Elizabeth Birr Moje is an American academic specializing in language and literacy education. She is the George Herbert Mead Collegiate Professor of Education and the Arthur F. Thurnau Professor of Literacy, Language, and Culture at the University of Michigan

== Education ==
Moje received her B.A. from Concordia University Ann Arbor in 1983 and her M.A. from Eastern Michigan University in 1990. From 1983 until 1988 she taught high school at schools in Denver, Colorado; Farmington Hills, Michigan; and Willow Run, Michigan. She taught adult literacy at an automotive plant in Milan, Michigan from 1988-1900 while also working on a Master's degree in Reading and Literacy and K-12 Reading Specialist endorsement. Her high school teacher career centered on teaching science, history, and serving as the director of drama. She earned her Ph.D. from Purdue University in 1994.

== Career ==
From 1994 until 1997 Moje was an assistant professor at the University of Utah. She then moved to the University of Michigan where she was named the Arthur F. Thurnau Professor of Literacy, Language, and Culture in 2004. Moje served as Associate Dean for Research and Community Engagement of what is now the Marsal Family School of Education at the University of Michigan from 2010 to 2016. In 2016 she was named the dean and George Herbert Mead Collegiate Professor of Education. As dean, Moje secured the gift that resulted in the University Regents re-naming the school in honor of the Marsal Family.

During her deanship, Moje also co-founded a Detroit partnership that led to the establishment of the Marygrove Learning Community in northwest Detroit neighborhood, secured a gift to establish the Eileen Lappin Weiser Center for the Learning Sciences, and supported the launch of a new Bachelor's degree program in the school, focused on Learning, Equity, and Problem-Solving for the Public Good (LEAPS). The university also approved first-year year admission to the Educator Preparation Program, establishing for the first time a four-year degree program focused on preparing teachers.

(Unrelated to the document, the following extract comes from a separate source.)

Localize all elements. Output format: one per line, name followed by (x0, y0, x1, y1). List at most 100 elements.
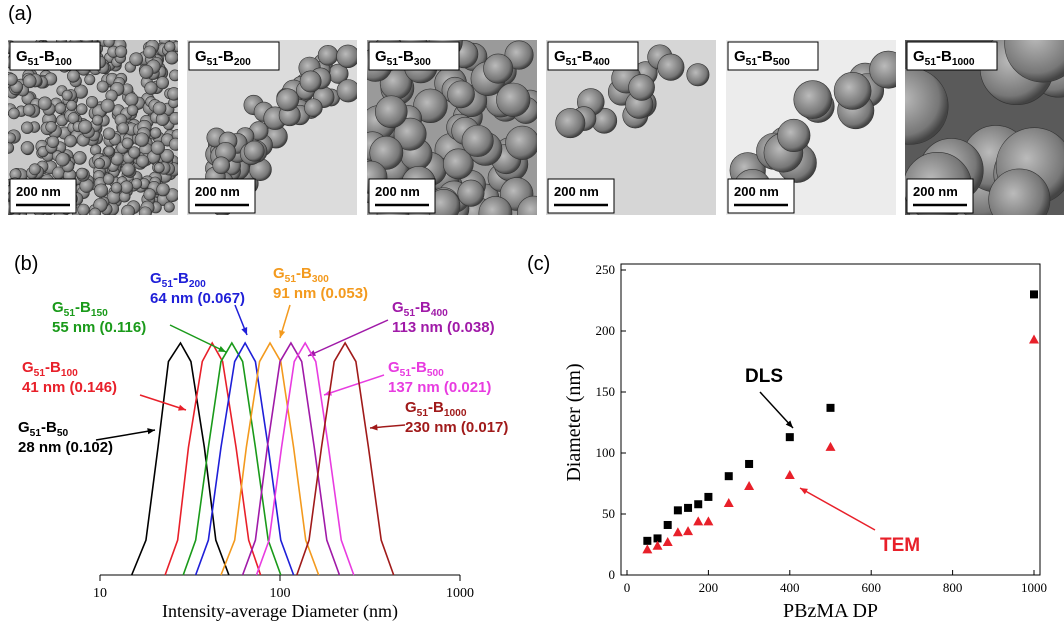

== Selected publications==
- Lewis, Cynthia (2007). "Reframing Sociocultural Research on Literacy"
- Birr Moje, Elizabeth (2008). "The Complex World of Adolescent Literacy: Myths, Motivations, and Mysteries"
- Moje, Elizabeth Birr (2015). "Doing and Teaching Disciplinary Literacy with Adolescent Learners: A Social and Cultural Enterprise"
- Moje, Elizabeth Birr (2022). "Remaking Research Tools: Toward Transforming Systems of Inequality through Social Science Research"
- Moje, Elizabeth Birr (2011). "Handbook of Reading Research"

==Honors and awards==
In 2012 Moje was elected as a fellow to the American Educational Research Association. In 2014 Moje was appointed to the National Academy of Education, and in 2018 she was inducted into the Reading Hall of Fame. Moje was the 2022 recipient of the Oscar S. Causey Award., in 2023, she was awarded the Senior Scholar Award by the National Council of Research on Language and Literacy (NCRLL), and 2024, Moje received the John J. Gumperz Memorial Lifetime Achievement Award from the Language & Social Processes SIG of the American Educational Research Association (AERA). Moje has also been awarded Crain's Detroit 2019 Notable Women in Education Leadership and Crain's Detroit Business 2023 Notable Leaders in Higher Education. In 2010 The National Writing Project conducted an annotated bibliography for Moje, recognizing her contributions to the field of content area literacy.